A compter du 1er décembre, Kabyle.com va cesser de se consacrer à l’actualité kabyle et berbère. Cette activité sera cédée à un autre site Kabylielibre.com créé cette année. Le portail a annoncé ce 22 novembre qu’il envisage de se recentrer sur les événements culturels et l’actualité de proximité. Stéphane Arrami, gérant et actionnaire majoritaire de Kabyle.com lance également un appel à de nouveaux investisseurs. En revanche, aucune précision n’a été fournie quant au sort de Bebere24 et Kabyle24, la télé et la radio en streaming liées à la société éditrice.
Tous ces changements sont liés à plusieurs affaires qui ont touché le site. L’équipe a du faire face à des poursuites en diffamation engagé contre elle par Mohamed Sadi, le patron de Berbère Télévision. Le portail a récemment fait les frais de la crise au sein du Congrès mondial amazigh. Le président de cette ONG a menacé le média de procès.
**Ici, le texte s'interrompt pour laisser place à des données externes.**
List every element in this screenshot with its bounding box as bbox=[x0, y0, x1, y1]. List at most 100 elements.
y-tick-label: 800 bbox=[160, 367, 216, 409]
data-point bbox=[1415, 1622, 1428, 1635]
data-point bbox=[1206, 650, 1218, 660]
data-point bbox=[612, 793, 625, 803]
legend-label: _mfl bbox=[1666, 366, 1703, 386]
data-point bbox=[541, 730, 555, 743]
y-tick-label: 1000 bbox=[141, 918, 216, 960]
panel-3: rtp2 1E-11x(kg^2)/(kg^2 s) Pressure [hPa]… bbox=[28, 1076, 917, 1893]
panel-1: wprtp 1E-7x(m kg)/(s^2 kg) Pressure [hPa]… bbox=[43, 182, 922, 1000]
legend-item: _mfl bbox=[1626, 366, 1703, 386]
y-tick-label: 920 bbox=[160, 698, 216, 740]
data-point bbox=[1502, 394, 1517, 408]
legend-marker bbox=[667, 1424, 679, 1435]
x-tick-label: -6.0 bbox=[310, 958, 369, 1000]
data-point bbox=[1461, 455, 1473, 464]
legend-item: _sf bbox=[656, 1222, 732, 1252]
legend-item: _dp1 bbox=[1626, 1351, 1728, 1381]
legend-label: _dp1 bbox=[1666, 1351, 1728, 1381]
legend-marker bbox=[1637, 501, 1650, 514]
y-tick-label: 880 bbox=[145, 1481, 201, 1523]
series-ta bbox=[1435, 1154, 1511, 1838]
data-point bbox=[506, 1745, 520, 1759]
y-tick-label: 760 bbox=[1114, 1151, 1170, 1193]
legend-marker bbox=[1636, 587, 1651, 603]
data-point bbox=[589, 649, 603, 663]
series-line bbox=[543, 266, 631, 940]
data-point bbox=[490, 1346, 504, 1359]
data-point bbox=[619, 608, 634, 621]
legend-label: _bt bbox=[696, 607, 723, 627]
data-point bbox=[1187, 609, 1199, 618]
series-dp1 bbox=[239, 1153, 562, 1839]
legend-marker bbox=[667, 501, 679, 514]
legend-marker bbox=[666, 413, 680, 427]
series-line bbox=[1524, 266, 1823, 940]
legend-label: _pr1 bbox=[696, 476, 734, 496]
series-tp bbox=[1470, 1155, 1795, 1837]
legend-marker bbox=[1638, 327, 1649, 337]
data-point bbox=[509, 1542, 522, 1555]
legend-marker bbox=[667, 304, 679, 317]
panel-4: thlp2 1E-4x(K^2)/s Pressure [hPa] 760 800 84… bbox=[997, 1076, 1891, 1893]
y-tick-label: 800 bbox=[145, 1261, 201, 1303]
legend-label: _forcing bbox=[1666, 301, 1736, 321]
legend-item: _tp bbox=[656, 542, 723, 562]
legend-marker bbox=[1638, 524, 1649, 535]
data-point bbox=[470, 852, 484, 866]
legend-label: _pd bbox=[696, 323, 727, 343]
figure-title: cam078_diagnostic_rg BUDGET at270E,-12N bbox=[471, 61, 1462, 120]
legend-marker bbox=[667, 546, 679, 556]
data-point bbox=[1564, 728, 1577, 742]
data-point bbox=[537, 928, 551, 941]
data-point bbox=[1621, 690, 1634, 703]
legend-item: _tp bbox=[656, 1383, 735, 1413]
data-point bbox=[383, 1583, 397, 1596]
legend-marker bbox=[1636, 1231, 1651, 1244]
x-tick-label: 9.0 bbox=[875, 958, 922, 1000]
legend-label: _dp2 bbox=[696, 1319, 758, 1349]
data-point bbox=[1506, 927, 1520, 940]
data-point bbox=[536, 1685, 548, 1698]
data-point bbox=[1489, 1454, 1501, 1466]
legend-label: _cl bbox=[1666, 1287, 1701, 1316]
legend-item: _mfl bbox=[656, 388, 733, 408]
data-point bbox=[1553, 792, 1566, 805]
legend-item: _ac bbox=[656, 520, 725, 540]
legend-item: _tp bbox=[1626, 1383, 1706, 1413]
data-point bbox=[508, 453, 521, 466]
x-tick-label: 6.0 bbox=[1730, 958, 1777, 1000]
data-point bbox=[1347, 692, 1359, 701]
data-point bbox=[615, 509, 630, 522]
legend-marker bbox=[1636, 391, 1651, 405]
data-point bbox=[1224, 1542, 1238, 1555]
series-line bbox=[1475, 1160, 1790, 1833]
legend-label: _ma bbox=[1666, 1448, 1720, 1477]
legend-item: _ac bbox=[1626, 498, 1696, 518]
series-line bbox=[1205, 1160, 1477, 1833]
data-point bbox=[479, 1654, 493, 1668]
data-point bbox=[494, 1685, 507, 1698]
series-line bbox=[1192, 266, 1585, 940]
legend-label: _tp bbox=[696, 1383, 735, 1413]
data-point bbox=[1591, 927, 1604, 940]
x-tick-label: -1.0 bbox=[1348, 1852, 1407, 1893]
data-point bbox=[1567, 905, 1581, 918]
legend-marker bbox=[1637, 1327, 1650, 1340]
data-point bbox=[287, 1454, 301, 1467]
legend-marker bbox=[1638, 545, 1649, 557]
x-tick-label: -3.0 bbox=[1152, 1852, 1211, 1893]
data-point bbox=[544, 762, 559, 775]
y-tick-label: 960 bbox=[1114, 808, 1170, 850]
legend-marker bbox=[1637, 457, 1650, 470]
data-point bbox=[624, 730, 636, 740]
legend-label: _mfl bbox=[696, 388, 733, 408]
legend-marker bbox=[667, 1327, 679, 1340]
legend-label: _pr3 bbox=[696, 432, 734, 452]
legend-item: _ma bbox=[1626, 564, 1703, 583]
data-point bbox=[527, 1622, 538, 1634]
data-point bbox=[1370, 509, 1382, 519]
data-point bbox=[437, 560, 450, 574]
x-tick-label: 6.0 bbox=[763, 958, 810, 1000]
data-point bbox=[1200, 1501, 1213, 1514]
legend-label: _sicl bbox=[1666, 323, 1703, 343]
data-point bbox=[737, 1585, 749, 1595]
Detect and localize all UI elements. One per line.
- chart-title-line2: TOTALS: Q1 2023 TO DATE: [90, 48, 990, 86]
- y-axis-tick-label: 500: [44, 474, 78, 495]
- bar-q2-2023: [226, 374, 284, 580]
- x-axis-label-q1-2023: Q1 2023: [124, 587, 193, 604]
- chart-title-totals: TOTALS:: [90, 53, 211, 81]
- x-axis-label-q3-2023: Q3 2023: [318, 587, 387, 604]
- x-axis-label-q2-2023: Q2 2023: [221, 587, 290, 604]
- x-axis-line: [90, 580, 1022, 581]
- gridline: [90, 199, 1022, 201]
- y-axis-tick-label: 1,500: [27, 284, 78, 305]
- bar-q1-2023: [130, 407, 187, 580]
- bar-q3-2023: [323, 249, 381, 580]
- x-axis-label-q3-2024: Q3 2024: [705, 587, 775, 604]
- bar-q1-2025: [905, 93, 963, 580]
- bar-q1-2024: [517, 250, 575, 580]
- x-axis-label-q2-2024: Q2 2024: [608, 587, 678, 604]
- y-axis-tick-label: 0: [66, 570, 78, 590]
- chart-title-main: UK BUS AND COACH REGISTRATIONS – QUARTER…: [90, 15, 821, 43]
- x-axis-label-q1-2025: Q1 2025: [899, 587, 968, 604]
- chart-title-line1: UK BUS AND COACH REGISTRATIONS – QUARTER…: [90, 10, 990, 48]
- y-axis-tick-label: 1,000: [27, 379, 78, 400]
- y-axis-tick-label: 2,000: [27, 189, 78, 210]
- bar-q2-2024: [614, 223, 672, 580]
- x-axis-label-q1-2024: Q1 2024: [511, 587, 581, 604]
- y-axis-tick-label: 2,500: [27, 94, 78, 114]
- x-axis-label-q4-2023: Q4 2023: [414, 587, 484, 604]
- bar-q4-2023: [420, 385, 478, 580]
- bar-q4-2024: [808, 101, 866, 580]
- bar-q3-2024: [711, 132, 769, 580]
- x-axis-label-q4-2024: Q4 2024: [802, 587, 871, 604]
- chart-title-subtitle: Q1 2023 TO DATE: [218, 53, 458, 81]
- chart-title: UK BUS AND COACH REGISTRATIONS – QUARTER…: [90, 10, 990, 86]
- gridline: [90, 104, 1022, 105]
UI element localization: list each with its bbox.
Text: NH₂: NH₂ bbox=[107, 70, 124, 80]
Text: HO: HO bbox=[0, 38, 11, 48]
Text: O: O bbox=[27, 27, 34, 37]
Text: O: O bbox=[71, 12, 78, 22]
Une troisième personne a failli saisir les tribunaux : l’ancienne rédactrice en chef de Kabyle.com, qui avait claqué la porte du site pour créer en 2005 Kabyles.com, devenu Kabyles.net, a révélé plusieurs contentieux, notamment financier entre elle et le fondateur.
Une interview retirée
Kabyle.com a été créé à la fin des années 90 et a connu ses heures de gloire en couvrant les événements du Printemps noir de 2001 avec les moyens que permettait Internet à cette époque. Plus récemment, un rédacteur audacieux, Zahir Boukhelifa a mené quelques interview de personnalités politiques, dont celle de Nicolas Sarkozy quelques mois avant son élection à la présidence. Comme souvent sur la toile kabyle, la plupart des collaborateurs sont bénévoles. Du coup, le site a utilisé un expédiant pas très professionnel mais répandu, qui consiste à reprendre des articles issus de la presse écrite : le dernier en date, consacré au chanteur Farid Ferragui a été pompé dans la Dépêche de Kabylie du 21 novembre.
Ces dernières années, la modération des commentaires est devenue un problème épineux. La violence de certains messages postés sous les articles a parfois amené la rédaction à céder au caprice des lecteurs. Un beau jour, l’interview d’une artiste-peintre kabyle a été retirée en catastrophe parce que plusieurs internautes n’appréciaient pas qu’elle peigne de la calligraphie arabe.